Что ж, во всяком случае, она откровенна.
— Джорджу очень повезло, что у него такие любящие и заботливые родственники.
— Разумеется. — Уинифред испытующе смотрела на Клэр. — Объясните мне, пожалуйста, зачем молодой девушке возиться с таким стариком?
— Я ценю вашу откровенность, — сказала Клэр, действительно не любившая притворства. — Дело в том, что я опытная медсестра, обладаю лицензией на право оказывать пациентам частные услуги по уходу, и откликнулась на приглашение Джорджа, который нанял меня после личной беседы.
Уинифред и Элис обменялись взглядами, в которых сквозило явное подозрение.

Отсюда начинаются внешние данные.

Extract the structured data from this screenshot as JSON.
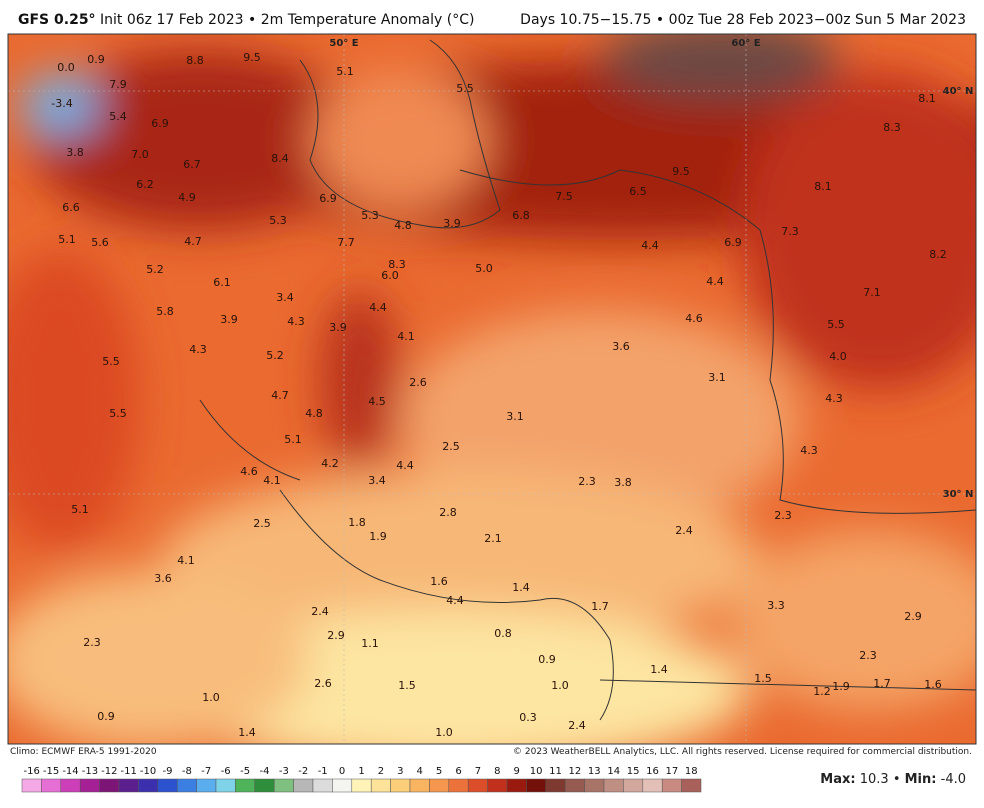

— Если бы вы на самом деле хотели ему помочь, вы убедили бы его вернуться в город. Он нуждается в людях, которые желают ему добра! — отрезала Элис, и обе дамы круто повернулись, собираясь войти в ресторан.
— Кстати, — вмешался Росс, — кажется, официант ждет, когда кто-то возьмет два последних бокала с коктейлем. — Он указал им на молодого человека с подносом, а сам отвел Клэр в другую сторону. — Вот это я имел в виду, когда говорил о сомнительном счастье иметь такую большую семью.
— Надо сказать, я не обижаюсь на их подозрительность. Просто они беспокоятся о вашем деде.
— Не о нем, а о его деньгах.
— Ну, думаю, не столько о деньгах, сколько о сохранении того, что имеют.
— А вы очень добрый человек, я вижу.
— Благодарю, но я вовсе не добрая, просто констатирую факт.
— Господи, неужели вы не можете принять даже самый маленький комплимент?! Клэр, я вас просто не понимаю.